With the game over, I returned to my cabin to find Ted Schmidt lying on his bunk, apparently insensible, but still holding the neck of the now empty bottle of Mount Vernon rye. I removed the bottle from Schmidt’s pudgy fingers and covered him with a blanket, wondering if his drinking was habitual or occasioned by fear of being abroad on the ocean in a battleship.

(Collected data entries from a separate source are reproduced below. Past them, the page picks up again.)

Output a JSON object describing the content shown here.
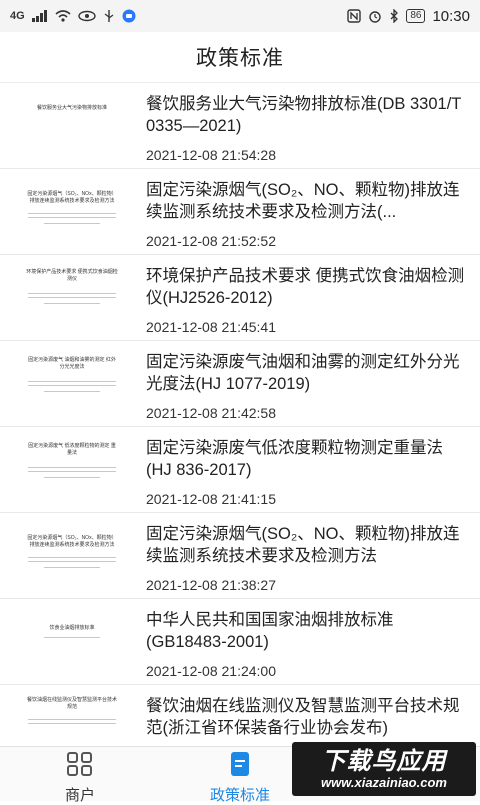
{
  "status_bar": {
    "network_label": "4G",
    "battery": "86",
    "time": "10:30"
  },
  "header": {
    "title": "政策标准"
  },
  "list": [
    {
      "thumb_title": "餐饮服务业大气污染物排放标准",
      "title": "餐饮服务业大气污染物排放标准(DB 3301/T 0335—2021)",
      "date": "2021-12-08 21:54:28"
    },
    {
      "thumb_title": "固定污染源烟气（SO₂、NOx、颗粒物）排放连续监测系统技术要求及检测方法",
      "title": "固定污染源烟气(SO₂、NO、颗粒物)排放连续监测系统技术要求及检测方法(...",
      "date": "2021-12-08 21:52:52"
    },
    {
      "thumb_title": "环境保护产品技术要求 便携式饮食油烟检测仪",
      "title": "环境保护产品技术要求 便携式饮食油烟检测仪(HJ2526-2012)",
      "date": "2021-12-08 21:45:41"
    },
    {
      "thumb_title": "固定污染源废气 油烟和油雾的测定 红外分光光度法",
      "title": "固定污染源废气油烟和油雾的测定红外分光光度法(HJ 1077-2019)",
      "date": "2021-12-08 21:42:58"
    },
    {
      "thumb_title": "固定污染源废气 低浓度颗粒物的测定 重量法",
      "title": "固定污染源废气低浓度颗粒物测定重量法(HJ 836-2017)",
      "date": "2021-12-08 21:41:15"
    },
    {
      "thumb_title": "固定污染源烟气（SO₂、NOx、颗粒物）排放连续监测系统技术要求及检测方法",
      "title": "固定污染源烟气(SO₂、NO、颗粒物)排放连续监测系统技术要求及检测方法",
      "date": "2021-12-08 21:38:27"
    },
    {
      "thumb_title": "饮食业油烟排放标准",
      "title": "中华人民共和国国家油烟排放标准(GB18483-2001)",
      "date": "2021-12-08 21:24:00"
    },
    {
      "thumb_title": "餐饮油烟在线监测仪及智慧监测平台技术规范",
      "title": "餐饮油烟在线监测仪及智慧监测平台技术规范(浙江省环保装备行业协会发布)",
      "date": ""
    }
  ],
  "bottom_nav": {
    "tabs": [
      {
        "label": "商户",
        "icon": "grid-icon",
        "active": false
      },
      {
        "label": "政策标准",
        "icon": "document-icon",
        "active": true
      }
    ]
  },
  "watermark": {
    "cn": "下载鸟应用",
    "url": "www.xiazainiao.com"
  },
  "colors": {
    "accent": "#1e88e5",
    "text": "#222222",
    "divider": "#e8e8e8"
  }
}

The next morning I left Schmidt to sleep it off and returned to “Presidential Country” to watch the barrage display from the flag bridge reserved for Roosevelt’s use during the voyage. Admirals Leahy, King, and McIntire (FDR’s physician) were already on the bridge, and we were soon joined by Generals Arnold, Marshall, Somervell, Deane, and George, as well as some diplomatic personnel I didn’t recognize. Last to arrive were Agents Rowley, Rauff, and Pawlikowski, Rear Admiral Wilson Brown, Harry Hopkins, John McCloy, the assistant secretary of war, Arthur Prettyman, and the president himself. He wore a regulation navy cape with velvet collar and braid frogs and a jaunty little hat with the brim turned up. He looked like a bookmaker going to his first opera.
“Good morning, gentlemen,” Roosevelt said brightly. He lit a cigarette and glanced over the rail at the secondary battery detector and the gunfire control station below. “Looks like we picked a nice day for it.”